È certo che io trovo in me la sua idea (di Dio), cioè l’idea di un essere sovranamente
perfetto.
Infatti, essendomi abituato in tutte le altre cose a fare la distinzione tra l’esistenza e
l’essenza, io mi convinco facilmente che l’esistenza può essere separata dall’essenza di
Dio, così si può concepire Dio come non esistente attualmente.

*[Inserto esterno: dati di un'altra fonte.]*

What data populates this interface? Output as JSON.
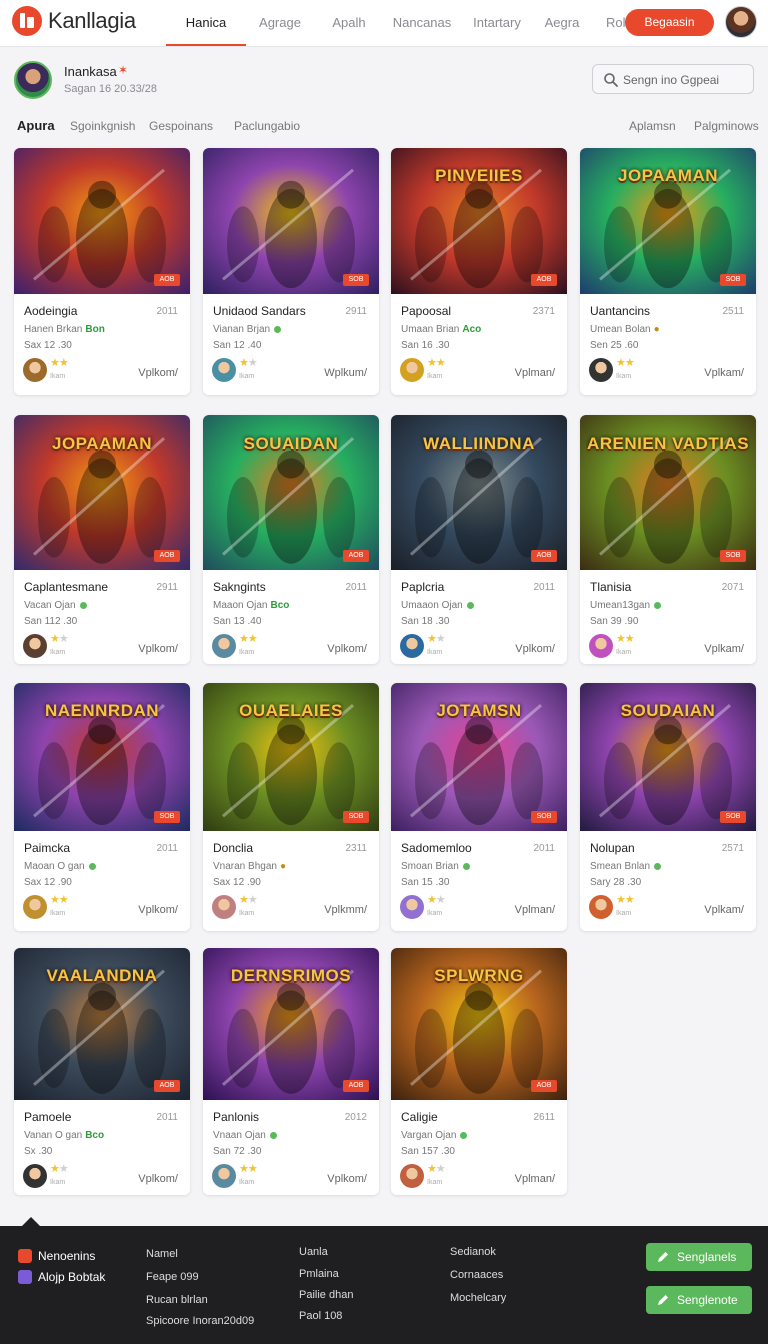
{
  "app": {
    "logo_text": "Kanllagia"
  },
  "nav": {
    "tabs": [
      "Hanica",
      "Agrage",
      "Apalh",
      "Nancanas",
      "Intartary",
      "Aegra",
      "Rolx"
    ],
    "active_tab": "Hanica",
    "cta_label": "Begaasin"
  },
  "profile": {
    "name": "Inankasa",
    "subtitle": "Sagan 16 20.33/28"
  },
  "search": {
    "placeholder": "Sengn ino Ggpeai"
  },
  "filters": {
    "left": [
      "Apura",
      "Sgoinkgnish",
      "Gespoinans",
      "Paclungabio"
    ],
    "right": [
      "Aplamsn",
      "Palgminows"
    ]
  },
  "theme": {
    "accent": "#e8492c",
    "success": "#5cb85c",
    "footer_bg": "#1f1f22"
  },
  "cards": [
    {
      "title": "Aodeingia",
      "year": "2011",
      "meta": "Hanen Brkan",
      "status": "Bon",
      "size": "Sax 12 .30",
      "rating": 2,
      "action": "Vplkom/",
      "tag": "AOB",
      "image_text": ""
    },
    {
      "title": "Unidaod Sandars",
      "year": "2911",
      "meta": "Vianan Brjan",
      "status": "",
      "size": "San 12 .40",
      "rating": 1,
      "action": "Wplkum/",
      "tag": "SOB",
      "image_text": ""
    },
    {
      "title": "Papoosal",
      "year": "2371",
      "meta": "Umaan Brian",
      "status": "Aco",
      "size": "San 16 .30",
      "rating": 2,
      "action": "Vplman/",
      "tag": "AOB",
      "image_text": "PINVEIIES"
    },
    {
      "title": "Uantancins",
      "year": "2511",
      "meta": "Umean Bolan",
      "status": "coin",
      "size": "Sen 25 .60",
      "rating": 2,
      "action": "Vplkam/",
      "tag": "SOB",
      "image_text": "JOPAAMAN"
    },
    {
      "title": "Caplantesmane",
      "year": "2911",
      "meta": "Vacan Ojan",
      "status": "",
      "size": "San 112 .30",
      "rating": 1,
      "action": "Vplkom/",
      "tag": "AOB",
      "image_text": "JOPAAMAN"
    },
    {
      "title": "Sakngints",
      "year": "2011",
      "meta": "Maaon Ojan",
      "status": "Bco",
      "size": "San 13 .40",
      "rating": 2,
      "action": "Vplkom/",
      "tag": "AOB",
      "image_text": "SOUAIDAN"
    },
    {
      "title": "Paplcria",
      "year": "2011",
      "meta": "Umaaon Ojan",
      "status": "",
      "size": "San 18 .30",
      "rating": 1,
      "action": "Vplkom/",
      "tag": "AOB",
      "image_text": "WALLIINDNA"
    },
    {
      "title": "Tlanisia",
      "year": "2071",
      "meta": "Umean13gan",
      "status": "",
      "size": "San 39 .90",
      "rating": 2,
      "action": "Vplkam/",
      "tag": "SOB",
      "image_text": "ARENIEN VADTIAS"
    },
    {
      "title": "Paimcka",
      "year": "2011",
      "meta": "Maoan O gan",
      "status": "",
      "size": "Sax 12 .90",
      "rating": 2,
      "action": "Vplkom/",
      "tag": "SOB",
      "image_text": "NAENNRDAN"
    },
    {
      "title": "Donclia",
      "year": "2311",
      "meta": "Vnaran Bhgan",
      "status": "coin",
      "size": "Sax 12 .90",
      "rating": 1,
      "action": "Vplkmm/",
      "tag": "SOB",
      "image_text": "OUAELAIES"
    },
    {
      "title": "Sadomemloo",
      "year": "2011",
      "meta": "Smoan Brian",
      "status": "",
      "size": "San 15 .30",
      "rating": 1,
      "action": "Vplman/",
      "tag": "SOB",
      "image_text": "JOTAMSN"
    },
    {
      "title": "Nolupan",
      "year": "2571",
      "meta": "Smean Bnlan",
      "status": "",
      "size": "Sary 28 .30",
      "rating": 2,
      "action": "Vplkam/",
      "tag": "SOB",
      "image_text": "SOUDAIAN"
    },
    {
      "title": "Pamoele",
      "year": "2011",
      "meta": "Vanan O gan",
      "status": "Bco",
      "size": "Sx .30",
      "rating": 1,
      "action": "Vplkom/",
      "tag": "AOB",
      "image_text": "VAALANDNA"
    },
    {
      "title": "Panlonis",
      "year": "2012",
      "meta": "Vnaan Ojan",
      "status": "",
      "size": "San 72 .30",
      "rating": 2,
      "action": "Vplkom/",
      "tag": "AOB",
      "image_text": "DERNSRIMOS"
    },
    {
      "title": "Caligie",
      "year": "2611",
      "meta": "Vargan Ojan",
      "status": "",
      "size": "San 157 .30",
      "rating": 1,
      "action": "Vplman/",
      "tag": "AOB",
      "image_text": "SPLWRNG"
    }
  ],
  "footer": {
    "brand_1": "Nenoenins",
    "brand_2": "Alojp Bobtak",
    "col_1": [
      "Namel",
      "Feape 099",
      "Rucan blrlan",
      "Spicoore Inoran20d09"
    ],
    "col_2": [
      "Uanla",
      "Pmlaina",
      "Pailie dhan",
      "Paol 108"
    ],
    "col_3": [
      "Sedianok",
      "Cornaaces",
      "Mochelcary"
    ],
    "button_1": "Senglanels",
    "button_2": "Senglenote"
  }
}
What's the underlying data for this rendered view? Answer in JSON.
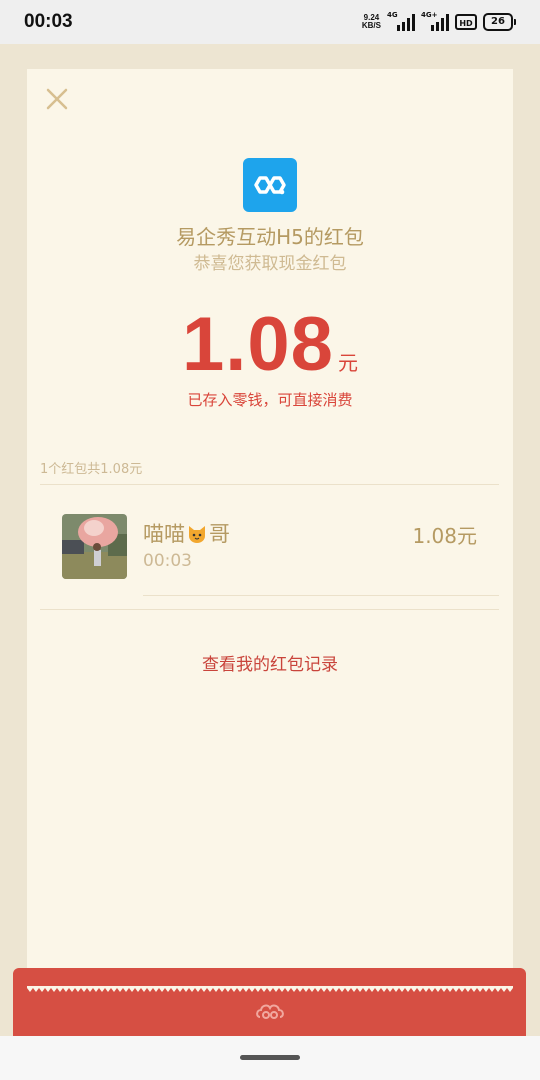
{
  "status_bar": {
    "time": "00:03",
    "net_speed_value": "9.24",
    "net_speed_unit": "KB/S",
    "signal1_tag": "4G",
    "signal2_tag": "4G+",
    "hd_label": "HD",
    "battery_level": "26"
  },
  "packet": {
    "sender_title": "易企秀互动H5的红包",
    "subtitle": "恭喜您获取现金红包",
    "amount": "1.08",
    "amount_unit": "元",
    "note": "已存入零钱，可直接消费",
    "summary": "1个红包共1.08元"
  },
  "recipient": {
    "name_part1": "喵喵",
    "name_emoji": "cat-face-emoji",
    "name_part2": "哥",
    "time": "00:03",
    "amount": "1.08元"
  },
  "links": {
    "history": "查看我的红包记录"
  },
  "colors": {
    "accent_red": "#d9453a",
    "gold_text": "#b59a62",
    "card_bg": "#fbf6e8",
    "page_bg": "#ede5d2",
    "logo_blue": "#1ea4ec"
  },
  "icons": {
    "close": "close-icon",
    "app_logo": "eqxiu-logo-icon",
    "footer_logo": "cloud-swirl-icon"
  }
}
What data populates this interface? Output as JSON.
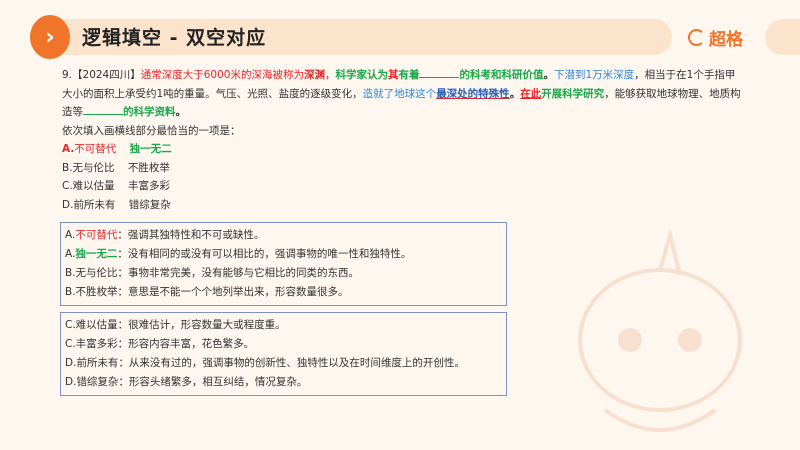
{
  "header": {
    "title": "逻辑填空 - 双空对应",
    "logo": "超格"
  },
  "question": {
    "number": "9.【2024四川】",
    "s1": "通常深度大于6000米的深海被称为",
    "s2": "深渊",
    "s3": "，",
    "s4": "科学家认为",
    "s5": "其",
    "s6": "有着",
    "s7": "的科考和科研价值",
    "s8": "。",
    "s9": "下潜到1万米深度",
    "s10": "，相当于在1个手指甲大小的面积上承受约1吨的重量。气压、光照、盐度的逐级变化，",
    "s11": "造就了地球这个",
    "s12": "最深处的特殊性",
    "s13": "。",
    "s14": "在此",
    "s15": "开展科学研究",
    "s16": "，能够获取地球物理、地质构造等",
    "s17": "的科学资料",
    "s18": "。",
    "prompt": "依次填入画横线部分最恰当的一项是：",
    "options": [
      {
        "letter": "A.",
        "w1": "不可替代",
        "w2": "独一无二"
      },
      {
        "letter": "B.",
        "w1": "无与伦比",
        "w2": "不胜枚举"
      },
      {
        "letter": "C.",
        "w1": "难以估量",
        "w2": "丰富多彩"
      },
      {
        "letter": "D.",
        "w1": "前所未有",
        "w2": "错综复杂"
      }
    ]
  },
  "box1": [
    {
      "prefix": "A.",
      "term": "不可替代",
      "def": "：强调其独特性和不可或缺性。"
    },
    {
      "prefix": "A.",
      "term": "独一无二",
      "def": "：没有相同的或没有可以相比的，强调事物的唯一性和独特性。"
    },
    {
      "prefix": "B.",
      "term": "无与伦比",
      "def": "：事物非常完美，没有能够与它相比的同类的东西。"
    },
    {
      "prefix": "B.",
      "term": "不胜枚举",
      "def": "：意思是不能一个个地列举出来，形容数量很多。"
    }
  ],
  "box2": [
    {
      "prefix": "C.",
      "term": "难以估量",
      "def": "：很难估计，形容数量大或程度重。"
    },
    {
      "prefix": "C.",
      "term": "丰富多彩",
      "def": "：形容内容丰富，花色繁多。"
    },
    {
      "prefix": "D.",
      "term": "前所未有",
      "def": "：从来没有过的，强调事物的创新性、独特性以及在时间维度上的开创性。"
    },
    {
      "prefix": "D.",
      "term": "错综复杂",
      "def": "：形容头绪繁多，相互纠结，情况复杂。"
    }
  ],
  "colors": {
    "accent": "#f0742a",
    "red": "#e8262a",
    "green": "#1aa84a",
    "blue": "#2f86d6"
  }
}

Ma tuttavia, quando vi penso con maggiore attenzione, trovo manifestamente che
l’esistenza non può essere separata dall’essenza di Dio più che dall’essenza di un
triangolo rettangolo l’equivalenza dei suoi tre angoli a due retti, oppure dall’idea della
montagna all’idea della vallata; di modo che non vi è minor ripugnanza a concepire un
Dio (cioè un essere sovranamente perfetto) al quale manchi l’esistenza (cioè al quale
manche qualche perfezione) che a concepire una montagna alla quale manchi una
vallata.
Ma benché, in effetti, io non possa concepire un Dio senza l’esistenza più che una
montagna senza vallata, tuttavia, come dal solo fatto che concepisco una montagna con
una vallata non segue che esista qualche montagna nel mondo, così anche, sebbene io
concepisca Dio con l’esistenza, sembra che non ne segua, per questo, che Dio esista:
perché il mio pensiero non impone nessuna necessità alle cose; e come non dipende se
non da me l’immaginare un cavallo alato, sebbene non ce ne sia nessuno che abbia le
ali, così potrei attribuire forse l’esistenza a Dio, sebbene non ci sia nessun Dio che
esista. Eppure, viceversa, proprio qui un sofisma è nascosto sotto l’apparenza di questa
obiezione: perché dal fatto che io non posso concepire una montagna senza vallata, non
segue che vi siano al mondo montagne o vallate, ma solamente la montagna e la vallata,
sia che esistono, sia che non esitano, non si possono in nessun modo separare l’una
dall’altra; mentre dal solo fatto che io posso concepire io non posso concepire Dio senza
l’esistenza, segue che l’esistenza è inseparabile da lui e, pertanto, che egli esiste
veramente: e non già perché il mio pensiero possa fare che la cosa vada così, né perché
esso imponga alle cose alcuna necessità, ma, al contrario, perché la necessità della cosa
stessa, cioè dell’esistenza di Dio, determina il mio pensiero a concepirlo in tal maniera.
Poiché non è in mio arbitrio concepire Dio senza l’esistenza, (cioè un essere
sovranamente perfetto senza una sovrana perfezione), come è in mio arbitrio
immaginare un cavallo con le ali o senza ali.
[…] che questo essere primo e sovrano esiste veramente: come non è necessario che io
immagini mai un triangolo; ma tutte le volte che voglio considerare la figure rettilinea
composta solamente di tre angoli, è necessario che le attribuisca tutte le proprietà.